A, the surface charge distribution is displayed as blue for positive, red for negative, and white for neutral. The bound AdoHcy sulfur atom can be seen through the active site pocket. B, five hydrophobic residues form the active site pocket (the corresponding residue from human Dot1L is in parentheses). The opening of the pocket is ∼4 × 5 Å, where the target Lys could be inserted. C, a difference electron density map (contoured at 1.5_σ_) indicates that an Arg residue can be fit into a surface-binding pocket formed partly by invariant residues of motif X (Glu374 and Tyr372) and Tyr350 of helix α_F. D, a difference electron density (contoured at 1.2_σ) can be fit by a stretch of peptide, possibly from the C terminus of a crystallographically related molecule. The identity of the side chain cannot be determined unambiguously, except a Lys residue bound in a surface pocket with interaction to Asp301. The main chain atoms of the Lys residue form _β_-strand like interactions with the N-terminal residue Thr178. E, the basic nucleosomal disk surface around Lys79 (green) of histone H3 contains many positively charged residues (blue). F, biochemical properties of Δ157 point mutations in the Arg and Lys binding pockets: top, HKMT activity using mononucleosome (from chicken erythrocyte) as substrates; middle, AdoMet binding analyzed by cross-linking experiments showing Coomassie stain and fluorography; bottom, DNA binding and mononucleosome binding analyzed by gel shift assay at three protein:DNA or protein:nucleosome ratios. All mutant proteins were expressed at levels similar to that of the Δ157 wild-type.

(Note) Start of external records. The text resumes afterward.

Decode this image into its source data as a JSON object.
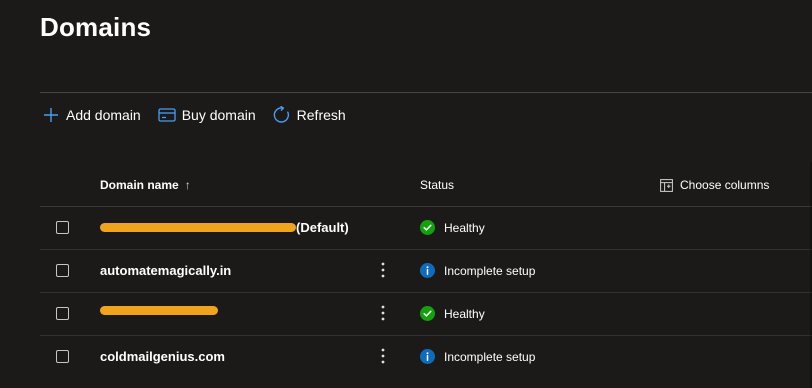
{
  "page": {
    "title": "Domains"
  },
  "toolbar": {
    "add_label": "Add domain",
    "buy_label": "Buy domain",
    "refresh_label": "Refresh"
  },
  "table": {
    "columns": {
      "name": "Domain name",
      "sort_indicator": "↑",
      "status": "Status",
      "choose_columns": "Choose columns"
    },
    "rows": [
      {
        "name": "",
        "suffix": "(Default)",
        "redacted": true,
        "status": "Healthy",
        "status_icon": "check-circle-icon"
      },
      {
        "name": "automatemagically.in",
        "suffix": "",
        "redacted": false,
        "status": "Incomplete setup",
        "status_icon": "info-circle-icon"
      },
      {
        "name": "",
        "suffix": "",
        "redacted": true,
        "status": "Healthy",
        "status_icon": "check-circle-icon"
      },
      {
        "name": "coldmailgenius.com",
        "suffix": "",
        "redacted": false,
        "status": "Incomplete setup",
        "status_icon": "info-circle-icon"
      }
    ]
  },
  "colors": {
    "background": "#1b1a19",
    "accent": "#479ef5",
    "healthy": "#13a10e",
    "info": "#0f6cbd",
    "redaction": "#f0a31c"
  }
}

Fig. 5. AdoHcy binding site and active site

A, superimposition of AdoHcy conformations in yeast Dot1p and SET domain HKMT DIM-5 (19). B, stereo view of the AdoHcy binding site. The difference electron density map is contoured at 2.5_σ. Dashed lines_ indicate hydrogen bonds. The letter w indicates bound water molecules. Interactions involving main chain (mc) atoms are indicated in parentheses. C, stereo view of active site. The AdoHcy is in van der Waals surface model, colored with red for oxygen atoms, blue for nitrogen atoms, white for carbon atoms, and green for the sulfur (placed where the transferable methyl group would be attached in AdoMet). D, superimposition of yeast Dot1p (AdoHcy and Asn479) and protein glutamine MTase HemK (48) (AdoMet, Asn197, and free glutamine). E, structural comparison of yeast Dot1p (residues 176–567; top panel) and human Dot1L (residues 5–332; middle panel). Besides deletion or insertion (located in N and C termini), the largest conformational differences, indicated by arrows, between the two catalytic domains, are the hairpin loop between strands _β_10 and β_11 (containing motif VIII) and the lid for the entrance to the cofactor binding (containing motif X). Superposition of yeast Dot1p and human Dot1L (bottom panel), indicating a hinge movement between two domains, possibly caused by the binding of the Arg (see Fig. 4_C). F, superimposition of the hairpin loop conformations in yeast Dot1p and human Dot1L (in parentheses).